E-Mail Speeds Sales of Upscale Condos
A few months ago, executives at Realty Trust Group, the agency for The John Ross, a 31-story luxury tower in the South Waterfront district of Portland, began looking for ways to boost interest in the still-unbuilt tower without "opening the doors and having complete chaos," said Patrick Clark, principal of project marketing and sales at Realty Trust.
They knew there would be interest in the fast-growing urban "River Blocks" area near downtown and in the planned tower, which was designed for executives and empty nesters older than 35. Though prices on some of the apartments ranged from $800,000 to $4 million, others were much more reasonably priced at $200,000 to $345,000.
Realty Trust began collecting names of Portland-area residents who might be interested in the waterfront area when it started selling units in another tower, The Meriwether, late last year.

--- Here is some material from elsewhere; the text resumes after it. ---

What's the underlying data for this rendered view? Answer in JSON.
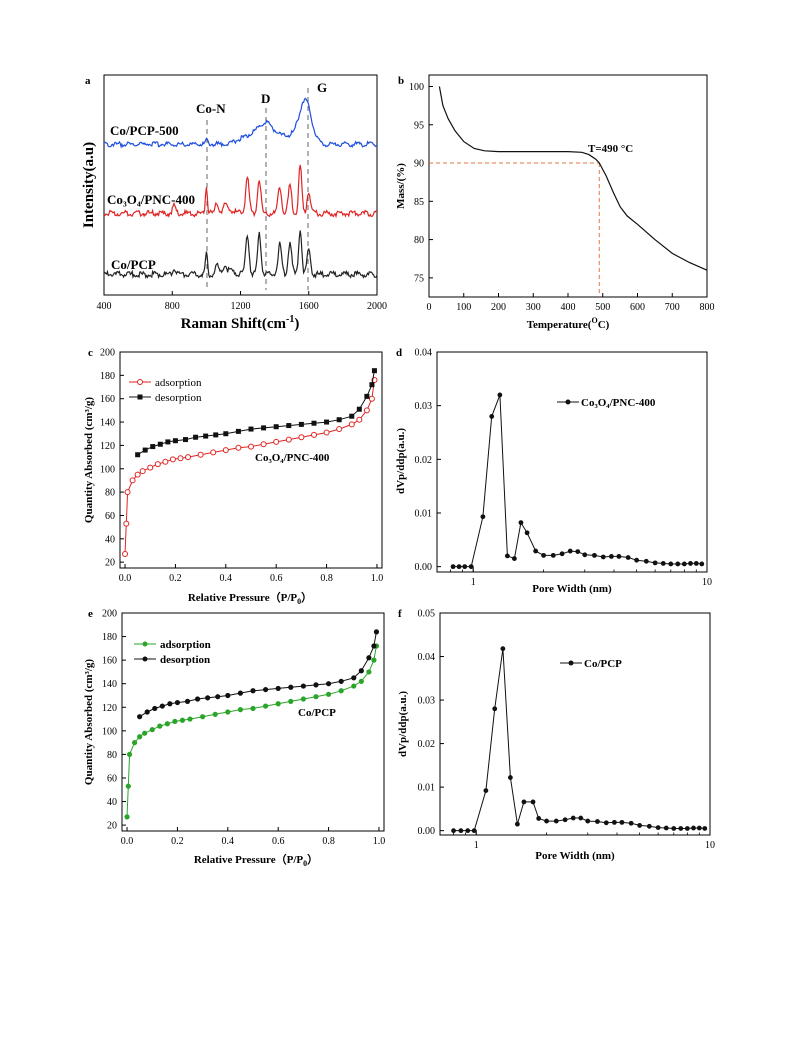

The company built a list of 1,800 qualified leads: people who did not buy at The Meriwether because of its units' high price range but who were interested in the area.
When the agency was ready to sell in South Waterfront this summer, it contacted those 1,800 people via a campaign developed by e-mail marketing firm eROI, Portland, asking whether they wanted information on The John Ross.
Using an artist's rendering of the tower and other graphics, the e-mails had an "exclusive" feel and introduced them to "The John Ross lifestyle," said eROI president Ryan Buchanan.
"The primary objective was to utilize the right mix of imagery and messaging to slowly reveal The John Ross as an exclusive offer to its recipients and urge them to get in early by indicating there was a limited amount of time to secure their place," Buchanan said.
Subsequent e-mails included a private announcement of the tower's Web site launch as well as an invitation to set an appointment. Half of the 1,800 leads asked for more information, and 450 of those wanted to schedule an appointment. Within five days after The John Ross sale started in July, Realty Trust sold more than 80 percent of the 286 units, worth $100 million.
"The surprising thing for us was that we sold a large number of units at higher price points in the first week," Clark said. "After the fifth day, we had to cancel appointments. Our remaining inventory price points were $800,000 and above."
The campaign helped Realty Trust conduct a more organized sale by engaging potential buyers and creating interest in the property, Clark said.
The proportion of people who read the e-mails ranged from 50 percent to 84 percent, versus average e-mail read rates of about 25 percent, Buchanan said. Click-through rates ranged from 20 to 50 percent, compared with the industry average of 5 percent.